- Official name: Usina de Emborcação
- Location: Araguari, MG, Brazil
- Coordinates: 18°26′49″S 47°59′11″W﻿ / ﻿18.44694°S 47.98639°W
- Construction began: 1977
- Opening date: 1983
- Construction cost: $380 million USD
- Owner: CEMIG

Dam and spillways
- Type of dam: Embankment
- Impounds: Paranaíba River
- Height: 158 m (518 ft)
- Length: 1,507 m (4,944 ft)
- Spillway type: Service, gate-controlled

Reservoir
- Creates: Emborcação Reservoir
- Total capacity: 17.6 km^{3} (14,300,000 acre⋅ft)
- Surface area: 703 km^{2} (271 sq mi)

Power Station
- Commission date: 1982-1983
- Type: Conventional
- Turbines: 4 x Francis turbines
- Installed capacity: 1,192 MW (1,598,000 hp)

= Emborcação Dam =

The Emborcação Dam, also known as Theodomiro Santiago, is an embankment dam on the Paranaíba River near Araguari in Minas Gerais, Brazil. It was constructed for hydroelectric power production and flood control.

==Background==
Feasibility studies for the dam occurred in 1971 and in June 1977, construction on the dam began.

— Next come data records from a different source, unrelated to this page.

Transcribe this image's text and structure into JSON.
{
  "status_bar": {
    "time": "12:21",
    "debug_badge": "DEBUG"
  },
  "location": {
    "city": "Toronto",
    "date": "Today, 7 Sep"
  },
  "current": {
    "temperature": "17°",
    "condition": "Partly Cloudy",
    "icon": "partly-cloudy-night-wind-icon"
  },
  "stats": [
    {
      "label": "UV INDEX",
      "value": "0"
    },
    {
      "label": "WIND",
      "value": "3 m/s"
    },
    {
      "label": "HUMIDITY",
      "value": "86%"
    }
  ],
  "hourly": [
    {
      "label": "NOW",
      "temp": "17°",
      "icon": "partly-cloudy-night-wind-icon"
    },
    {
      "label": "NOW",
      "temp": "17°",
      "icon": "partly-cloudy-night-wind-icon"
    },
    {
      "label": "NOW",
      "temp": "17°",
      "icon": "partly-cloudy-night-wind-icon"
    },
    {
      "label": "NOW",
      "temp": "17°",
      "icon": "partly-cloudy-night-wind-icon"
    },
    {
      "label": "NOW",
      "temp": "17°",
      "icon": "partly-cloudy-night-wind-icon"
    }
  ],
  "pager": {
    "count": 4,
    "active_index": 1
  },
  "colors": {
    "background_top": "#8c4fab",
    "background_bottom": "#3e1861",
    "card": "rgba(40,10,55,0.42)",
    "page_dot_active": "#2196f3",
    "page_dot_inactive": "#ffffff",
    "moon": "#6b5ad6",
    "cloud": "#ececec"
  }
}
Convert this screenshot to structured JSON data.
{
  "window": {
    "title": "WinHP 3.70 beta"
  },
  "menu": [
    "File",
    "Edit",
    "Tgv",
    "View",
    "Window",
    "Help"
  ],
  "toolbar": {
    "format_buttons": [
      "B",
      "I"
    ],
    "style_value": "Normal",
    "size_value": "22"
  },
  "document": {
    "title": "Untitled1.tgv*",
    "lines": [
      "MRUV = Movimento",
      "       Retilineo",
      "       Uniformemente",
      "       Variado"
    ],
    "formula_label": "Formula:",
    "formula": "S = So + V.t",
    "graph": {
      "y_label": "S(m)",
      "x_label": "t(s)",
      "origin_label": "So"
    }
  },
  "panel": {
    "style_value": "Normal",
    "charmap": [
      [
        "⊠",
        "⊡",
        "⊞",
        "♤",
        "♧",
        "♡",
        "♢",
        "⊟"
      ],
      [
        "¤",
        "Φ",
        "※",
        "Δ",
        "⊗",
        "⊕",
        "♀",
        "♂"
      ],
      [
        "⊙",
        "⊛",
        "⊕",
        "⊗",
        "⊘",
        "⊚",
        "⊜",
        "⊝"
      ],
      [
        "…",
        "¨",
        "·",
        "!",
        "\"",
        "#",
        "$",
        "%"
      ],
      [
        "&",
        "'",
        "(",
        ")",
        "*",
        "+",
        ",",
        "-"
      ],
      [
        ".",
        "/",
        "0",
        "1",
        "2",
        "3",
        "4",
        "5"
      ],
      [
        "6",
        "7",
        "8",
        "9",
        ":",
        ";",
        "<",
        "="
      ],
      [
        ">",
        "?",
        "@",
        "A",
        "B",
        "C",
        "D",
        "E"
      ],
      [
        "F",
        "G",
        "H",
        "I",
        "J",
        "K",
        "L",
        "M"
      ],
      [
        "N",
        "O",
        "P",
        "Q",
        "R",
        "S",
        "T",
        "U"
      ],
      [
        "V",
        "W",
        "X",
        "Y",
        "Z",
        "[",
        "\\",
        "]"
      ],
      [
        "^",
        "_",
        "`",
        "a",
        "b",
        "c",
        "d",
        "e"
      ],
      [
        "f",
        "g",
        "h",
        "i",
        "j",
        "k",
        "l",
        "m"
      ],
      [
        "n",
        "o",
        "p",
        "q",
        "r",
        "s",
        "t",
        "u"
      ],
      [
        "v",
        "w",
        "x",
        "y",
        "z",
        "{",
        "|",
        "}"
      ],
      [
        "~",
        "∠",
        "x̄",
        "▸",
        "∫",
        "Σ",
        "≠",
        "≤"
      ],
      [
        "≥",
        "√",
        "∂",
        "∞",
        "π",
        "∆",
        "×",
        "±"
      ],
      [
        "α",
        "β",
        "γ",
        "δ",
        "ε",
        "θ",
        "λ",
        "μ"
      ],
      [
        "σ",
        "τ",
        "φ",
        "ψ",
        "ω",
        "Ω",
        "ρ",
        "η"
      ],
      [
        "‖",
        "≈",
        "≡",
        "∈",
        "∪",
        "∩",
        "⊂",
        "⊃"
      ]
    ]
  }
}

In August 1981, the dam began to impound the reservoir and the first generator became operation in 1982, the last in 1983. The dam was inaugurated in 1983 by Brazilian president João Batista Figueiredo.

==Dam==
The dam is 1507 m long and 158 m tall and withholds a reservoir with a capacity of 17.6 km3 and surface area of 703 km2.

==Emborcação Hydroelectric Power Plant==
The dam's power plant contains four 298 MW generators powered by Francis turbines for a total installed capacity of 1,192 MW.